L’Imitation de Jésus-Christ, traduite en vers français
14 Qu’il faut éviter le jugement téméraire
Fais réflexion sur toi-même, Et jamais ne juge d’autrui : Qui s’empresse à juger de lui S’engage en un péril extrême ; Il travaille inutilement, Il se trompe facilement, Et plus facilement offense : Mais celui qui se juge, heureusement s’instruit A purger de péché ce qu’il fait, dit ou pense, Se trompe beaucoup moins, et travaille avec fruit.
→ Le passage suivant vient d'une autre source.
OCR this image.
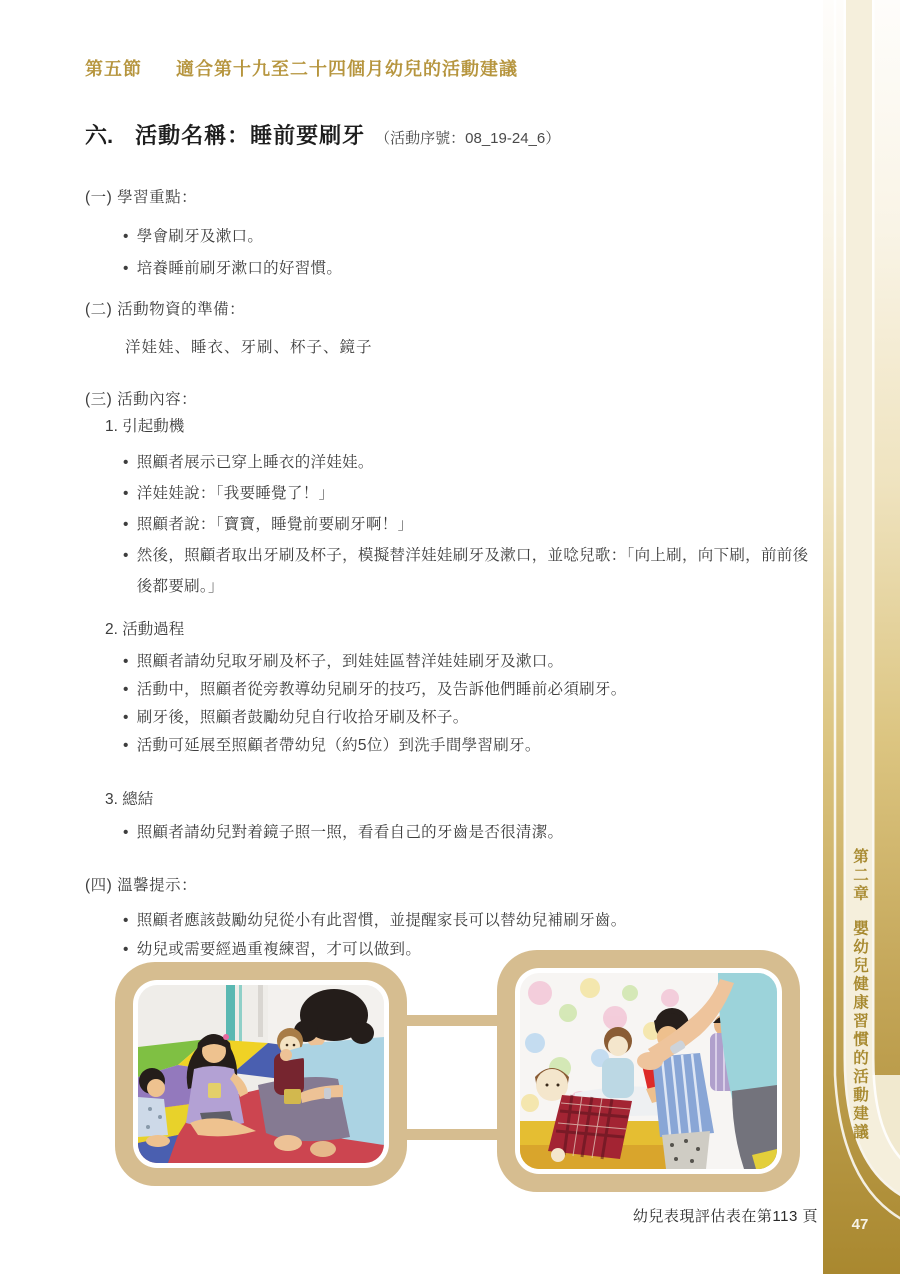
第五節 適合第十九至二十四個月幼兒的活動建議
六. 活動名稱：睡前要刷牙 （活動序號：08_19-24_6）
(一) 學習重點：
• 學會刷牙及漱口。
• 培養睡前刷牙漱口的好習慣。
(二) 活動物資的準備：
洋娃娃、睡衣、牙刷、杯子、鏡子
(三) 活動內容：
1. 引起動機
• 照顧者展示已穿上睡衣的洋娃娃。
• 洋娃娃說：「我要睡覺了！」
• 照顧者說：「寶寶，睡覺前要刷牙啊！」
• 然後，照顧者取出牙刷及杯子，模擬替洋娃娃刷牙及漱口，並唸兒歌：「向上刷，向下刷，前前後後都要刷。」
2. 活動過程
• 照顧者請幼兒取牙刷及杯子，到娃娃區替洋娃娃刷牙及漱口。
• 活動中，照顧者從旁教導幼兒刷牙的技巧，及告訴他們睡前必須刷牙。
• 刷牙後，照顧者鼓勵幼兒自行收拾牙刷及杯子。
• 活動可延展至照顧者帶幼兒（約5位）到洗手間學習刷牙。
3. 總結
• 照顧者請幼兒對着鏡子照一照，看看自己的牙齒是否很清潔。
(四) 溫馨提示：
• 照顧者應該鼓勵幼兒從小有此習慣，並提醒家長可以替幼兒補刷牙齒。
• 幼兒或需要經過重複練習，才可以做到。
幼兒表現評估表在第113 頁
第二章嬰幼兒健康習慣的活動建議
47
Souvent le jugement se porte Selon que la chose nous plaît ; L’amour-propre est un intérêt Sous qui notre raison avorte. Si des souhaits que nous faisons, Des pensers où nous nous plaisons, Dieu seul était la pure idée, Nous aurions moins de trouble et serions plus puissants A calmer dans notre âme, ici-bas obsédée, La révolte secrète où l’invitent nos sens.
Mais souvent, quand Dieu nous appelle, En vain son joug nous semble doux, Quelque charme au dedans de nous Fait naître un mouvement rebelle ; Souvent quelque attrait du dehors Résiste aux amoureux efforts De la grâce en nous épandue, Et nous fait, malgré nous, tellement balancer, Qu’entre nos sens et Dieu notre âme suspendue Perd le temps d’y répondre, et ne peut avancer.
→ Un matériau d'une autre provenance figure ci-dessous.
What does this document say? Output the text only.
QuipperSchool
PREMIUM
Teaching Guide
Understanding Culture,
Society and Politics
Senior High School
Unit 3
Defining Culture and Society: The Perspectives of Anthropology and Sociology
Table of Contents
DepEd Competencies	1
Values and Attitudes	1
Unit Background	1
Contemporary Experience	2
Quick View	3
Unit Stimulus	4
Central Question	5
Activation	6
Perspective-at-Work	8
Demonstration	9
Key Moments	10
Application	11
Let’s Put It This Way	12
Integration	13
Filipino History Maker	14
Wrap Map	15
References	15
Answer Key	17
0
Plusieurs de sorte se déçoivent En l’examen de ce qu’ils sont, Qu’ils se cherchent en ce qu’ils font Sans même qu’ils s’en aperçoivent : Ils semblent en tranquillité Tant que ce qu’ils ont projeté Succède comme ils l’imaginent ; Mais si l’événement remplit mal leurs souhaits, Ils s’émeuvent soudain, soudain ils se chagrinent, Et ne gardent plus rien de leur première paix.
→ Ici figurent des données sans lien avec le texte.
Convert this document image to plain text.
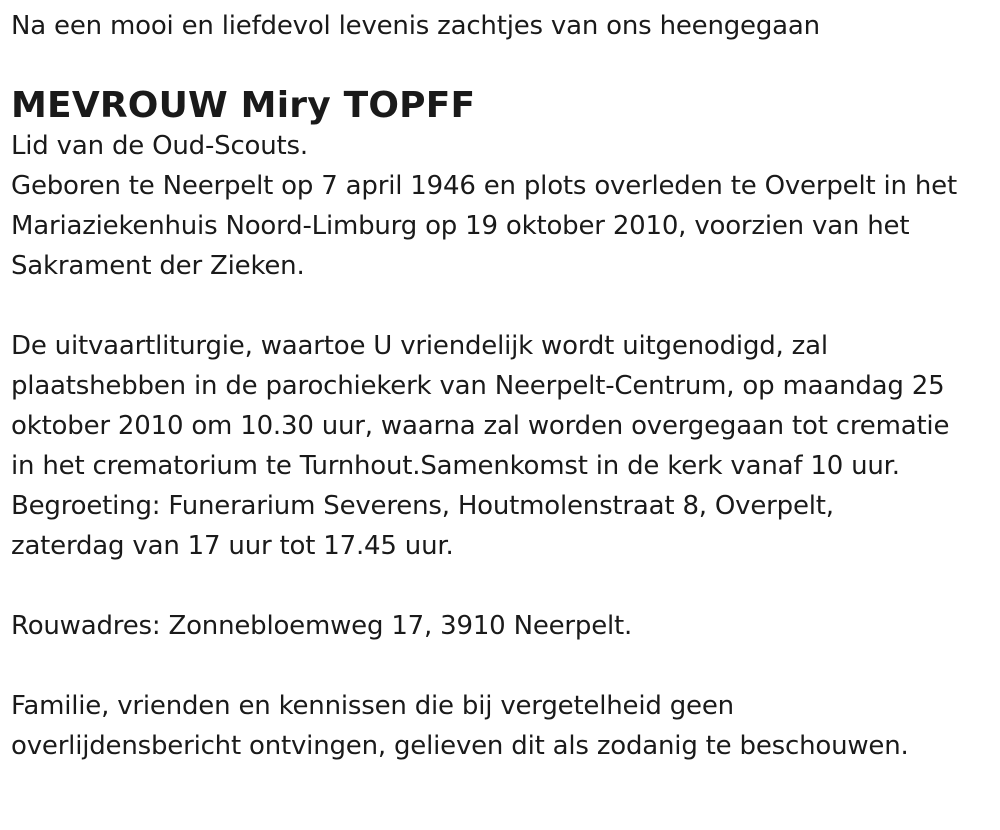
Na een mooi en liefdevol levenis zachtjes van ons heengegaan

MEVROUW Miry TOPFF

Lid van de Oud-Scouts.

Geboren te Neerpelt op 7 april 1946 en plots overleden te Overpelt in het

Mariaziekenhuis Noord-Limburg op 19 oktober 2010, voorzien van het

Sakrament der Zieken.

De uitvaartliturgie, waartoe U vriendelijk wordt uitgenodigd, zal

plaatshebben in de parochiekerk van Neerpelt-Centrum, op maandag 25

oktober 2010 om 10.30 uur, waarna zal worden overgegaan tot crematie

in het crematorium te Turnhout.Samenkomst in de kerk vanaf 10 uur.

Begroeting: Funerarium Severens, Houtmolenstraat 8, Overpelt,

zaterdag van 17 uur tot 17.45 uur.

Rouwadres: Zonnebloemweg 17, 3910 Neerpelt.

Familie, vrienden en kennissen die bij vergetelheid geen

overlijdensbericht ontvingen, gelieven dit als zodanig te beschouwen.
Ainsi, par des avis contraires L’amour de nos opinions Enfante les divisions Entre les amis et les frères ; Ainsi les plus religieux Par ce zèle contagieux Se laissent quelquefois séduire ; Ainsi tout vieil usage est fâcheux à quitter ; Ainsi personne n’aime à se laisser conduire Plus avant que ses yeux ne sauraient le porter.
Que si ta raison s’autorise A plus appuyer ton esprit Que la vertu que Jésus-Christ Demande à ses ordres soumise, Tu sentiras fort rarement Éclairer ton entendement, Et par des lumières tardives : Dieu veut un cœur entier qui n’ait point d’autre appui, Et que d’un saint amour les flammes toujours vives Par-dessus la raison s’élèvent jusqu’à lui.